Mutation can be better at creating interesting test inputs.
But often relies on good initial corpus of test inputs.
Imagine fuzz-testing a program that parses HTML fragments.
Initial corpus:
* <p>Hello.</p>
* <em>Yes.</em>
Example mutations:
* <p>Hello.</p><p>Hello.</p>
* <p>He<em>Yes.</em>
* <en>Yes.</em>
* s.</em>
Improving fuzz testing: unstructured vs structured
An unstructured/dumb fuzzer does not know expected input format.
A structured fuzzer has a grammar or other way of recognising/generating syntactically valid inputs.
Advantages: * More likely to test interesting program paths... * ...especially if input format has checksums.
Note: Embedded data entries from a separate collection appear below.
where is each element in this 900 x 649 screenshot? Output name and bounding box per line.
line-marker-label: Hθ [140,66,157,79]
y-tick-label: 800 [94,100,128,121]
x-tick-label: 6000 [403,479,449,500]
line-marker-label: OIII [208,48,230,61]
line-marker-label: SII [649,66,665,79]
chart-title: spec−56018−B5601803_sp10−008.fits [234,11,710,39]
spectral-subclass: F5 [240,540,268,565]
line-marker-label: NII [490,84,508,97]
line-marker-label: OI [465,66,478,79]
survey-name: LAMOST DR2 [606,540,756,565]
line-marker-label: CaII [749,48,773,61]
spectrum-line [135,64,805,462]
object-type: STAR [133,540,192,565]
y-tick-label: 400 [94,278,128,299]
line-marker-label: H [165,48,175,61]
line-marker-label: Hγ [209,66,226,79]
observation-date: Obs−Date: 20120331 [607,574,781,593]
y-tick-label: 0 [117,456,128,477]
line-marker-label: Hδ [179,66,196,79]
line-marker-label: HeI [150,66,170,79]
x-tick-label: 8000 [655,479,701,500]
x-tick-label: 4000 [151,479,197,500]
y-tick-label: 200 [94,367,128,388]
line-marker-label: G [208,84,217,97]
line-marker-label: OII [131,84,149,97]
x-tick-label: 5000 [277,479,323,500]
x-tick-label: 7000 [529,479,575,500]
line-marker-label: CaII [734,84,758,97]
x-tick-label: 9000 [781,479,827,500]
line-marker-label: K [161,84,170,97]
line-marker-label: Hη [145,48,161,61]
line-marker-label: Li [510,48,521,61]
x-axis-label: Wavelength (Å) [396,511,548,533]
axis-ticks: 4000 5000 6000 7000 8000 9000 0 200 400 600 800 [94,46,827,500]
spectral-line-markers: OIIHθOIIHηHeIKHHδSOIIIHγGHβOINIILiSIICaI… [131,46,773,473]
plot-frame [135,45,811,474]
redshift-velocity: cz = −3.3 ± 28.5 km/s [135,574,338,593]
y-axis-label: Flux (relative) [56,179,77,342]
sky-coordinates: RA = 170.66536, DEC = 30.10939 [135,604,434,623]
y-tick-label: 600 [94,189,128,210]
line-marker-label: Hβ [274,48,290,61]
Disadvantages: * Misses bugs in parser. * Requires accurate grammar to pass to fuzzer. * Slower rate of test case generation.
Improving fuzz testing: black/grey/white box
A black box fuzzer has no knowledge of program structure. This is rare in practice.
A grey box fuzzer uses instrumentation (via special compiler or virtual machine) to track trace of execution.
If a test case generates a new trace, focus on it in later mutations.
A white box fuzzer uses symbolic execution and/or constraint solvers to generate test cases that specifically target new execution paths.
Trade-off between number and quality of test cases.
Example: American Fuzzy Lop
American Fuzzy Lop (AFL) is a mutation-based, unstructured, grey box fuzzer.
It is not the most technically advanced fuzzer, yet it has been used to detect many bugs in real applications.
Lessons learnt:
- Having sensible defaults and being easy to use is more important for adoption than flexibility.
- Reliability and speed are also important.
- In practice, volume of test cases is often more important than quality.
Ethical issues: buffer overflows
Buffer overflows raise mostly the same ethical issues as other software vulnerabilities:
- As a developer, what obligations do you have to test for or minimise the likelihood of buffer overflows?
- As a system administrator, what obligations do you have to minimise the likelihood of a buffer overflow being exploited?
- As a penetration tester, if you discover a buffer overflow, when and how should you disclose it?
- As a software developer, if someone informs you of a buffer overflow, what should you do and when?
- Is it ethical to introduce buffer overflows in software projects?
- Is it ethical to exploit buffer overflows?
Ethical issues: fuzz testing
Fuzz testing raises mostly the same ethical issues as other security tools with "offensive" uses. Is it ethical...
- ...to write a fuzz tester?
- ...to distribute a fuzz tester?
- ...to restrict distribution of fuzz testers by law?
- ...to use fuzz testers over the network to test someone else's system?